Load the “strategy_returns.xlsx” file in Q2_data folder .
Save this as a DataFrame variable called strat_ret

Calculate the skew and kurtosis on the strategy returns.
Plot a histogram of returns and comment on the strategy returns distribution.
Round results to four decimal places.

“””Calculate the daily mean, standard deviation and Sharpe Ratio.
Assume risk free is zero.
Print results to screen.
Format outputs to correct units.
Round results to four decimal places.

“””Calculate the annual mean, standard deviation and Sharpe Ratio.
Assume annual risk free is zero.
Assume 252 days per year.
Print results to screen.
Format outputs to correct units.
Round results to four decimal places.

Calculate the daily rolling volatility starting from day 252.
Then extract this statistic on the 2nd January each year from 2015 to 2021
and then annualise this value.
Assume 252 days per year.
Create a DataFrame.
The Index as 2nd January each year 2015 to 2021 as Dates,
daily rolling volatility on that date, third column annual volatility.
Print DataFrame to screen.

Plot a well formatted displayed bar graph of the Annual Volatility from part e.
Show the y axis range from 15% to 20%.

Complete an if statement to check if the average annual volatility between 2015 and 2021 from
part e is between the lower 15% and upper 25% standard deviation thresholds as specified by mandate.

#%% S&P 500

Load the “SP500_returns.xlsx” file in Q2_data folder.
Create a new DataFrame called returns_2 and match the returns of the strategy and S&P500
returns using the dates from the strategy as the index.
Set S&P 500 returns that are nan as zero.

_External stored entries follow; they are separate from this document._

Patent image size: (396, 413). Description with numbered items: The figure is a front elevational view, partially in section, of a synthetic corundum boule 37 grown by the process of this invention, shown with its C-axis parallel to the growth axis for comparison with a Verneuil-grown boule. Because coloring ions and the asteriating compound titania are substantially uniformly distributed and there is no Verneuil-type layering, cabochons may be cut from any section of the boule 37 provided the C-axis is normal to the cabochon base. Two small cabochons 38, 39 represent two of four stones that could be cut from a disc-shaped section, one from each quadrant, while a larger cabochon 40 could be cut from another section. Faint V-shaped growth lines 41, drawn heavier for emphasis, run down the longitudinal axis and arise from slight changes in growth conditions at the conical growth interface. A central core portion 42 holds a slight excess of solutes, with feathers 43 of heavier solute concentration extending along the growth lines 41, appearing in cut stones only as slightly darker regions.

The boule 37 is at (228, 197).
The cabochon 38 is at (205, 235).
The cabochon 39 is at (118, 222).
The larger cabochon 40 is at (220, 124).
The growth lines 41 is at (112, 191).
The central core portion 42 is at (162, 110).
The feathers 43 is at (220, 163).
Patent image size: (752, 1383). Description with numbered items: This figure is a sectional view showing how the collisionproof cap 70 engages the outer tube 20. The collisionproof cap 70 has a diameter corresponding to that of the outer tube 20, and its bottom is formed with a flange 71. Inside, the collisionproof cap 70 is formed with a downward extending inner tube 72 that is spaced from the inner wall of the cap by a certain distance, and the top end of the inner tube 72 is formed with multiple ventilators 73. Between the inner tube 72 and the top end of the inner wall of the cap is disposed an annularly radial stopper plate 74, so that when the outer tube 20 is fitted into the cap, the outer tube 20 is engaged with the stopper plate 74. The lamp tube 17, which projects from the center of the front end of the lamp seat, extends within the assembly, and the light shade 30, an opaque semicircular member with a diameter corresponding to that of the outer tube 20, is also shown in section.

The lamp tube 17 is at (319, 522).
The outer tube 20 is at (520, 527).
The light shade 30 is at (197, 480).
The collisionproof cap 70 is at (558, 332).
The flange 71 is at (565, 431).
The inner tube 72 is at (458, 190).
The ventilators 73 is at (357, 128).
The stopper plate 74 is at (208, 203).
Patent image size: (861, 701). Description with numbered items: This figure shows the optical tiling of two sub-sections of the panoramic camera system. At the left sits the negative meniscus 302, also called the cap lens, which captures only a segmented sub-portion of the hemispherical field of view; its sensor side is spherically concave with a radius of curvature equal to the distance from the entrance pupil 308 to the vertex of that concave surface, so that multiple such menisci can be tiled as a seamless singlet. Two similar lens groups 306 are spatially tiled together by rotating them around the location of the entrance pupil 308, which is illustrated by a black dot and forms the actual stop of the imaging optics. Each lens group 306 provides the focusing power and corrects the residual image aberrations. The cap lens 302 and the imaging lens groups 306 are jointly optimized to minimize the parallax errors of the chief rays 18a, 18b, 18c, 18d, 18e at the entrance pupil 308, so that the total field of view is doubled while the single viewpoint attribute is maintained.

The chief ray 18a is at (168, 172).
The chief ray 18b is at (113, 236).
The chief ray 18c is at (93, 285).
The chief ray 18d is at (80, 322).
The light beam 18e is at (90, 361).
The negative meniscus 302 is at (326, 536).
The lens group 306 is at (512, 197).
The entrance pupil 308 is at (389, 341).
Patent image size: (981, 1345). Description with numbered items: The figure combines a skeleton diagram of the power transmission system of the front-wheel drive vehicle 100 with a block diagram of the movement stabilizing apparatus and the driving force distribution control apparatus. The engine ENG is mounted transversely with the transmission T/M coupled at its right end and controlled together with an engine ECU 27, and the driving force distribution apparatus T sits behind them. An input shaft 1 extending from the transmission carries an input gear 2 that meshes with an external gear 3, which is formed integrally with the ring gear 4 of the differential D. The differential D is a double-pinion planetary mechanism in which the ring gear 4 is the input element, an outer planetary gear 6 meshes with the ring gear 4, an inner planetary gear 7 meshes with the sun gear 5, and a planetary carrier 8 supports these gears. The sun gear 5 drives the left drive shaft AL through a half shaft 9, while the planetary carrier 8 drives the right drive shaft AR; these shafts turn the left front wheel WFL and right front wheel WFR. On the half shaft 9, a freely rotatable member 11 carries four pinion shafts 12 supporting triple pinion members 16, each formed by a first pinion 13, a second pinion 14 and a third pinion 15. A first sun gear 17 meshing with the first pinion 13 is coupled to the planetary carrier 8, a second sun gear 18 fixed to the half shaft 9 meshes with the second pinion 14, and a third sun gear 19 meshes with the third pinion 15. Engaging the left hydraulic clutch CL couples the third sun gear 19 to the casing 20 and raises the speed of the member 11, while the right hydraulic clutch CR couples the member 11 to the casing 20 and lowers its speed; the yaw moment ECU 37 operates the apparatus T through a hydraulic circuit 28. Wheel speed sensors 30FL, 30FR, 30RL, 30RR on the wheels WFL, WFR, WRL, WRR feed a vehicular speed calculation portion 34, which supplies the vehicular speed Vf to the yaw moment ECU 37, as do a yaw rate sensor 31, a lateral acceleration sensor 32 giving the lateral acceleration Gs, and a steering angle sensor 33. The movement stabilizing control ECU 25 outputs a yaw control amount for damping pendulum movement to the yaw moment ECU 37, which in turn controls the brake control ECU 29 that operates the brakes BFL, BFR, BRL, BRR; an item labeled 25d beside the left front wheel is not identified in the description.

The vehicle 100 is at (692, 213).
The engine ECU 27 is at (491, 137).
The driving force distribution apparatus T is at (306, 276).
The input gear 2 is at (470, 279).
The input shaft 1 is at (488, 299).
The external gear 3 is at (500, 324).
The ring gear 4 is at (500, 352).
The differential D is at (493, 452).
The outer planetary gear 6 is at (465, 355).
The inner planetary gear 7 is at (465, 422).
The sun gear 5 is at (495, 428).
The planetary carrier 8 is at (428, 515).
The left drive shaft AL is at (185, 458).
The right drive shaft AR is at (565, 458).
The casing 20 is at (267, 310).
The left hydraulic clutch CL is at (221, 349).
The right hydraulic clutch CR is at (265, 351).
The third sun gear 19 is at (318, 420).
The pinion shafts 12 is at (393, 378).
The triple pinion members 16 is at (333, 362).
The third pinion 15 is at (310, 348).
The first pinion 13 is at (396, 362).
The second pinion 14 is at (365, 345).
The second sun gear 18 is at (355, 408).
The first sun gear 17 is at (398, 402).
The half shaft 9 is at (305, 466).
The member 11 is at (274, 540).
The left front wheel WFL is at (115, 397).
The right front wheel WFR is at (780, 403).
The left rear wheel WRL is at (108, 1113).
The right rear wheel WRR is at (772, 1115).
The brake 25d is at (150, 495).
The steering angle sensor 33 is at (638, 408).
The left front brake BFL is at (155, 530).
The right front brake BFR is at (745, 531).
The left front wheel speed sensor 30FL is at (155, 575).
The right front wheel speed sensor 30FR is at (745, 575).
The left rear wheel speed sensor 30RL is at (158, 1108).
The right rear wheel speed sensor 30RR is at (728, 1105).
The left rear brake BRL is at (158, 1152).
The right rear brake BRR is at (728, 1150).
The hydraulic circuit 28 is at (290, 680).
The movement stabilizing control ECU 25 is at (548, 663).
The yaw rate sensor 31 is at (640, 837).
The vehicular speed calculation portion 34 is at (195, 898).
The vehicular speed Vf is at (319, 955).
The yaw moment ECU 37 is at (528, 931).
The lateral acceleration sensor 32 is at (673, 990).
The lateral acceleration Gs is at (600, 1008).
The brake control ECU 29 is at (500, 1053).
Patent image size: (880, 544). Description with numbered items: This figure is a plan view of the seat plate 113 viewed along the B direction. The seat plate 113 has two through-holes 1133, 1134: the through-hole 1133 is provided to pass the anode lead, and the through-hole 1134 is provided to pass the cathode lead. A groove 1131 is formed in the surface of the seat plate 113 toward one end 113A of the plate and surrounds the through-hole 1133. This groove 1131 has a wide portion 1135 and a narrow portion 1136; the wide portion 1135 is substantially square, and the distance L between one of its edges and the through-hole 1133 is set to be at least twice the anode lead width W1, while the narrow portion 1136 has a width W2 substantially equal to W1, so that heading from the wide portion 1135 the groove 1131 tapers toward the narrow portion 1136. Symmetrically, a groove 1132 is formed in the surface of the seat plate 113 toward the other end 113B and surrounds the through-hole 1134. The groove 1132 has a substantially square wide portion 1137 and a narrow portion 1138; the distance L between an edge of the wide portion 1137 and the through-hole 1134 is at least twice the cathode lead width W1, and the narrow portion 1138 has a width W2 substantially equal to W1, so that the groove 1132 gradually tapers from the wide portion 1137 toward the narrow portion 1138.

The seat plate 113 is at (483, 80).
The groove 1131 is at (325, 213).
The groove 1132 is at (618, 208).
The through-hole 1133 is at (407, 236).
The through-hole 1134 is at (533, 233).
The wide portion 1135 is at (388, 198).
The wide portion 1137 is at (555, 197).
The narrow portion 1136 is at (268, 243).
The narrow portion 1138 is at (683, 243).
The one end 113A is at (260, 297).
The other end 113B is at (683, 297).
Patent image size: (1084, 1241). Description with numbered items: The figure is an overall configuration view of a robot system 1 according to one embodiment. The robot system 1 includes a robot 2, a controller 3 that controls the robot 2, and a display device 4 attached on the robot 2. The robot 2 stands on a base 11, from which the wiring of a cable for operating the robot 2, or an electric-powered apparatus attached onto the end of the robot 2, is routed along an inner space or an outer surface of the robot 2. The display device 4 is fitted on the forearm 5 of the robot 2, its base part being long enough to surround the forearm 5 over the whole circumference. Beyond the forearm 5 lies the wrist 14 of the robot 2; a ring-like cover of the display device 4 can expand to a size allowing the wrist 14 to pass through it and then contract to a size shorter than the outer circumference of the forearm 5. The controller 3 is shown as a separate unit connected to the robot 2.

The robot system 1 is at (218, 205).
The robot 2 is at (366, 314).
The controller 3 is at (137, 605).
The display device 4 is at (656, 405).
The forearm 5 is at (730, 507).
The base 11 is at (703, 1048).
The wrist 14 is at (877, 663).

Run an OLS regression between strategy returns and S&P500 market benchmark returns.
State which is the dependent and independent variable in a comment.
Save all model results to a DataFrame.
Extract Beta, Alpha and R-Squared from regression results to variables.
Annualise the alpha. N = 252 days.
Calculate the correlation.
Round result values to four decimal places and print to screen.

#%% Hedge Fund Index HFRI

Load the “hfri_index.xlsx” file in Q2_data folder.
Calculate the HFRI simple percentage returns.
Create an Index for your strategy daily returns rebasing to begin with 1.
Create a new DataFrame called returns_3 and match the rebased index of the
strategy and HFRI index using the monthly dates from the HFRI.
Note: There should be no NaN’s in the matched DataFrame.
Hint: If the strategy rebased dates do not match the HFRI monthly dates exactly in the index you will need to get the
last monthly value from the strategy rebased dates.

#%% k) Run an OLS regression between strat and HFRI benchmark (extract Beta, Alpha and RSquared) from regression results.
# Annualise the alpha by N = 252 days and aLso Calculate correlation

#%% l) Discuss the difference in results between part i and k in a comment
# Is the strategy meeting the mandate requirements? Maximum 300 words.